4 Reasons You Should Get Friendly With a Foam Roller and How To Do It Part 2 (5 minute read)

In part one of this blog we described the foam roller and its history. We also listed four ways fascia benefits from SMR (self myofascial release). Here is that list again: 

  • SMR hydrates fascia 
  • SMR wakes up your slumbering parts 
  • SMR organizes your fascia  
  • SMR decreases neural drive to overactive neuro-myofascia

In part two of this blog we will explain just how benefit number one is acheived through SMR. 

How SMR hydrates fascia

When we tell students and clients that it is important to hydrate their fascia they usually tell us how many bottles of water they regularly drink. It’s a natural line of reasoning but, drinking water does not directly hydrate fascia. To understand how fascia IS hydrated we need a little knowledge of it’s makeup. 

Fascia is made of Callagen, Elastin and Reticulin fibers all covered in and moving in a watery gel like medium called ground substance. 


The fibers are made of proteins. The watery ground substance is mostly- you guessed it- water. Ground substance also contains molecules made of sugar and amino acids called Glycosaminoglycans or GAGs. GAGs are amazing water organizers! Their shape has much to do with this ability. GAGs are shaped like fern leaves with fronds branching off of a spine in the middle. They line up microscopic droplets of water all along their “fronds.” We want fronds that are nicely spaced from each other because of the water they are holding. In healthy connective tissue the fern like fronds are just-Goldilocks-right.
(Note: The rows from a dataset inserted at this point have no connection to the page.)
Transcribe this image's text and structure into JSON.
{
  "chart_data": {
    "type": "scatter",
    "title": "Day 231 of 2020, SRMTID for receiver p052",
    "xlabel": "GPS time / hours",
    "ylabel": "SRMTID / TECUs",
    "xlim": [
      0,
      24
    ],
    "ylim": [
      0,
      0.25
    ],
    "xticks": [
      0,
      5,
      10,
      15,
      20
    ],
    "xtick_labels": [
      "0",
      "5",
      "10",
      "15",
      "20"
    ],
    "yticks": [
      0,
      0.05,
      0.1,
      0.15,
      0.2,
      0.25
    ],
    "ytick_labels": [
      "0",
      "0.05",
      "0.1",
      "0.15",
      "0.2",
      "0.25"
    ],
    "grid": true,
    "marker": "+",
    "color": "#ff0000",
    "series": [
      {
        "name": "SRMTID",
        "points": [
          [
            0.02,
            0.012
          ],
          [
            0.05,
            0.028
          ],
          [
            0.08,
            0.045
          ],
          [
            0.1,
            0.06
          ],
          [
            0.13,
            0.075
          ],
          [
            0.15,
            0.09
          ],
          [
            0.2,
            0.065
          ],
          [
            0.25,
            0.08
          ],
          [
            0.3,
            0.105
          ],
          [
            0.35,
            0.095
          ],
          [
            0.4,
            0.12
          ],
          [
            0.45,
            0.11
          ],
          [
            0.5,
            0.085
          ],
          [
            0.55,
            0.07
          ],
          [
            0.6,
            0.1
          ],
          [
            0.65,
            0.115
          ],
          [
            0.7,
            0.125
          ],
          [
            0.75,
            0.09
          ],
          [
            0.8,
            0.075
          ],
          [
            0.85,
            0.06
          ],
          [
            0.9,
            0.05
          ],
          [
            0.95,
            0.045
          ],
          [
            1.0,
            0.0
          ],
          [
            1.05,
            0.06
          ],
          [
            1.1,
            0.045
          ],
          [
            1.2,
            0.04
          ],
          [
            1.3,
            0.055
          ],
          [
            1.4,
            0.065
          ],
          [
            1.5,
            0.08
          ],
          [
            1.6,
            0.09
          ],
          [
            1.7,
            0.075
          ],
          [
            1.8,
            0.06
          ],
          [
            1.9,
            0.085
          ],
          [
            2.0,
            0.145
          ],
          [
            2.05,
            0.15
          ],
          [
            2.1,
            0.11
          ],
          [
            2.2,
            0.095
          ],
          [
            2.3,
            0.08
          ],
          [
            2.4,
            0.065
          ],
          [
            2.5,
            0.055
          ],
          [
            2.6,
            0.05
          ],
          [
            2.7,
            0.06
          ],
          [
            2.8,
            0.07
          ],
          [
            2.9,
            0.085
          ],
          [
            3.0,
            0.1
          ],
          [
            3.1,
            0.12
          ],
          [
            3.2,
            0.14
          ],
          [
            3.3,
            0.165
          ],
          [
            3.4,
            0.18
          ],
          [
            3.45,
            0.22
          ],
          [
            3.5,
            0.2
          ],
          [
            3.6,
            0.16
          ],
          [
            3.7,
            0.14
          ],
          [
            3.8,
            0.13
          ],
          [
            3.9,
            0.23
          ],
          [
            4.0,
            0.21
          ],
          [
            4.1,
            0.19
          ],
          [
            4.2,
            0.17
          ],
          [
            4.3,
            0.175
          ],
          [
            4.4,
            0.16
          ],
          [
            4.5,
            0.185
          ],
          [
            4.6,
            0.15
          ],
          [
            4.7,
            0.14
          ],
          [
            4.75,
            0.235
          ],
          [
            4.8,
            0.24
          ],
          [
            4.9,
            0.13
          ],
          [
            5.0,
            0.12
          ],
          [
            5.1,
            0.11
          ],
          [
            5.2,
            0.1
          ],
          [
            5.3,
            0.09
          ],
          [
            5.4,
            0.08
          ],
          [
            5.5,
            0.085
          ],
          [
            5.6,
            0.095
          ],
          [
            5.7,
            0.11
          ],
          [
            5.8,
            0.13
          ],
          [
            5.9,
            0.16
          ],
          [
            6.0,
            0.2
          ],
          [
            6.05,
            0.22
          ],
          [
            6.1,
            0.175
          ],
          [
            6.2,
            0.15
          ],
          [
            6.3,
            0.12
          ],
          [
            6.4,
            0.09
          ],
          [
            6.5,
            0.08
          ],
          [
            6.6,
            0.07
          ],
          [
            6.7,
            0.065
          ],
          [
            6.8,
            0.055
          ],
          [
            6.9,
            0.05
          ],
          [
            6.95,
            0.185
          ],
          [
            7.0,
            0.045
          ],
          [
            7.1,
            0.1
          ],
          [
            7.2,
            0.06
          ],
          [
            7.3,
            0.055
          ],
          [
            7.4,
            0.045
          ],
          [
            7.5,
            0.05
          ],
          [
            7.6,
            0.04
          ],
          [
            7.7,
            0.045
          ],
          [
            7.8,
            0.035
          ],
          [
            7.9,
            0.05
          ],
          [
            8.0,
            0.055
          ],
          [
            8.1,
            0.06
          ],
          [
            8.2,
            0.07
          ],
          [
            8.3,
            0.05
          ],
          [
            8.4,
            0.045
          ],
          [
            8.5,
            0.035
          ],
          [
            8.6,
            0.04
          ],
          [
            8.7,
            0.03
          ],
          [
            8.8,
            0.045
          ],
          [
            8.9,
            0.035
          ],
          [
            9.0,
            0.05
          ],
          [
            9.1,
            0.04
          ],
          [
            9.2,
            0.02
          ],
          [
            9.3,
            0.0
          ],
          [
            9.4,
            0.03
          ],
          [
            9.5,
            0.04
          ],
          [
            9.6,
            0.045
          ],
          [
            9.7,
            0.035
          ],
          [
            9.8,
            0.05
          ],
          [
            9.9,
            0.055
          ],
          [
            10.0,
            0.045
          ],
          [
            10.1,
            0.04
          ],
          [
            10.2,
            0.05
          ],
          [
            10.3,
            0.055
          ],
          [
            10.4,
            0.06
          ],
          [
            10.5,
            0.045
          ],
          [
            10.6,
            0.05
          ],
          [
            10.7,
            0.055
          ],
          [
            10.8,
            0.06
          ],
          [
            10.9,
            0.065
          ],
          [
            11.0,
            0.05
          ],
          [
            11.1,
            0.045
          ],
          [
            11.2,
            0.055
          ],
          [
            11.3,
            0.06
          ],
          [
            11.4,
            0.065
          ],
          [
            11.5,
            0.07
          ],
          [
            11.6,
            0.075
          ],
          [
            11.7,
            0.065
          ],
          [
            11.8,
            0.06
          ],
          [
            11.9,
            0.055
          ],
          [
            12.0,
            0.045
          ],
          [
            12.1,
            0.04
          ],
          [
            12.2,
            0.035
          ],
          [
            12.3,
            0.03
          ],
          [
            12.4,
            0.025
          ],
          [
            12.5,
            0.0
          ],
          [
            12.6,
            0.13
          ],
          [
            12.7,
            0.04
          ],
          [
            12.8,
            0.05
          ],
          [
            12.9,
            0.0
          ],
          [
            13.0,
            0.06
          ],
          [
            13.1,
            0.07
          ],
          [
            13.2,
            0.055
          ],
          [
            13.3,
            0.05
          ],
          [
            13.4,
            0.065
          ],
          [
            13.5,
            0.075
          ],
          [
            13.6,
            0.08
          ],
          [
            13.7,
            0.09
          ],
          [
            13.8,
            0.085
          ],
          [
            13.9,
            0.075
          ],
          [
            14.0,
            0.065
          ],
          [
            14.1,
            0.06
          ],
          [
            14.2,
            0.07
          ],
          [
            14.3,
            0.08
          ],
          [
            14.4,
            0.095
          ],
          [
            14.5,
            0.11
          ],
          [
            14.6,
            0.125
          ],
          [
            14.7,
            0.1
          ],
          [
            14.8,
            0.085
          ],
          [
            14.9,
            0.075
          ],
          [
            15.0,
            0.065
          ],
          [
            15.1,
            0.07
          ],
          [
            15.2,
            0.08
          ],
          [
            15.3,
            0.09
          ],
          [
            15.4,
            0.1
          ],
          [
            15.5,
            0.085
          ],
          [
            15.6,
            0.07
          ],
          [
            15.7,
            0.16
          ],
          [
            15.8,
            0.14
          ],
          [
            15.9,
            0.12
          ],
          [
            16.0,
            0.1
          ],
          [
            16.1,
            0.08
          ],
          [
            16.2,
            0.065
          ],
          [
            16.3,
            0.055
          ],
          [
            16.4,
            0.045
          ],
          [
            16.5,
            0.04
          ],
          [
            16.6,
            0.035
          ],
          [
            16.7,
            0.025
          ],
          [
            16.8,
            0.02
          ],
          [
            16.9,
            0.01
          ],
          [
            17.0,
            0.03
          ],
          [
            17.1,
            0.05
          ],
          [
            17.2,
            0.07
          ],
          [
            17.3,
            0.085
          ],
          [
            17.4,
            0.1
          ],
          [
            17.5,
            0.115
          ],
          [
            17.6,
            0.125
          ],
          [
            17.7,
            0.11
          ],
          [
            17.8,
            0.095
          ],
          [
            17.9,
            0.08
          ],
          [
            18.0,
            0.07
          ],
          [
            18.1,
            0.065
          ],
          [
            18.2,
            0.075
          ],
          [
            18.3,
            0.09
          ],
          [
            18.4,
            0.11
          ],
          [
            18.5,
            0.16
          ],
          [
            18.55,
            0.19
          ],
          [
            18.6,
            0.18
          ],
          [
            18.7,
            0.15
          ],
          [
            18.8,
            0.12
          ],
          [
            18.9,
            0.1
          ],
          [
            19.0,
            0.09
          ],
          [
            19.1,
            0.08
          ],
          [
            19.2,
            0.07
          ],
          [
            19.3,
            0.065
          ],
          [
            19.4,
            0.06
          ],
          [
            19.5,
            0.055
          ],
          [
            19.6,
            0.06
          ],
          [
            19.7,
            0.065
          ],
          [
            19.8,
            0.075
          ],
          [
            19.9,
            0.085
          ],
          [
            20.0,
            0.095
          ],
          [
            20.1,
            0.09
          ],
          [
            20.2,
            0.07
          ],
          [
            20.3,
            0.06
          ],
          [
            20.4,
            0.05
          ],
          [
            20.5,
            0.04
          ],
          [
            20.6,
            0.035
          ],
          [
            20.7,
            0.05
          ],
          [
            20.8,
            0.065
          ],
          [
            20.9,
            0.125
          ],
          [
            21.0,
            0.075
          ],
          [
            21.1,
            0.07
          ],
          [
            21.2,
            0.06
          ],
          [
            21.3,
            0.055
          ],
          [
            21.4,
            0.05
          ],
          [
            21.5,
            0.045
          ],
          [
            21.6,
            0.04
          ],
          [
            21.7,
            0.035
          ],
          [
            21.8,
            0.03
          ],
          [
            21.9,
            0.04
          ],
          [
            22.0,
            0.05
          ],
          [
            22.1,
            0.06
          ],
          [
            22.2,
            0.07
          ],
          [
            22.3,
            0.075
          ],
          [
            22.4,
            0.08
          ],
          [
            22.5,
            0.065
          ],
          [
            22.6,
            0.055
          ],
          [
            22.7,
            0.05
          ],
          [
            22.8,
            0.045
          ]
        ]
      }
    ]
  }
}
In other words, in healthy fascia the GAGs have organized enough water to keep things open and moving. Picture happy “ferny” GAGs swaying in the ground substance.

Conversely, if tissue is injured (as an example think of bumping your hip into the corner of that desk you knew was there or "pulling" something in your back while training) some collagen in the area breaks or tears and the GAGs soak up MORE water. Picture unhappy bloated ferny GAGs. This is part of what occurs when tissue swells as a result of trauma.

The opposite can happen too. In tissue that has not moved for a while GAGs will lose water. Since the microscopic water droplets are not keeping the “fronds” open these sugar-amino molecules become sticky and gnarly. 


The ideal environment in your fascia is one where water moves into an area, is “bound” by GAGs for a time, is squeezed out of the area by big muscle action and then flows back into the area to be “bound” again by GAGs. Fascia is like your kitchen sink sponge that needs to be squeezed to get the old water out. If it’s dry, it’s helpful to squeeze the old water out and let go to soak up new water. Muscles usually do this work for us.* When tissue is either swollen from trauma or dehydrated and sticky from lack of movement muscles are busy “splinting.” In either of these situations they are not interested in getting their squeeze on! A solution is to mimic the squeezing action of muscles by moving the area while applying pressure. Foam rolling is a very effective way to squeeze the sponge! So drink your water but to really hydrate your fascia, get friendly with your foam roller. 



In the next three parts to this bolg we will explain how: 

  • SMR wakes up your slumbering parts 
  • SMR organizes your fascia  
  • SMR decreases nueral drive to overactive neuromyofascia 

*Soft tissue is naturally deformed and “squeezed” when we exercise. Exercise, even stretching, squeezes water out of tissue. Rest allows water to wash back in. This is a desirable process. Over-training is tantamount to squeezing the sponge (your tissue) over and over again, causing dehydration. Dehydrating in connective tissue is an undersirable process and can lead to injury (sometimes, ironically, involving swelling).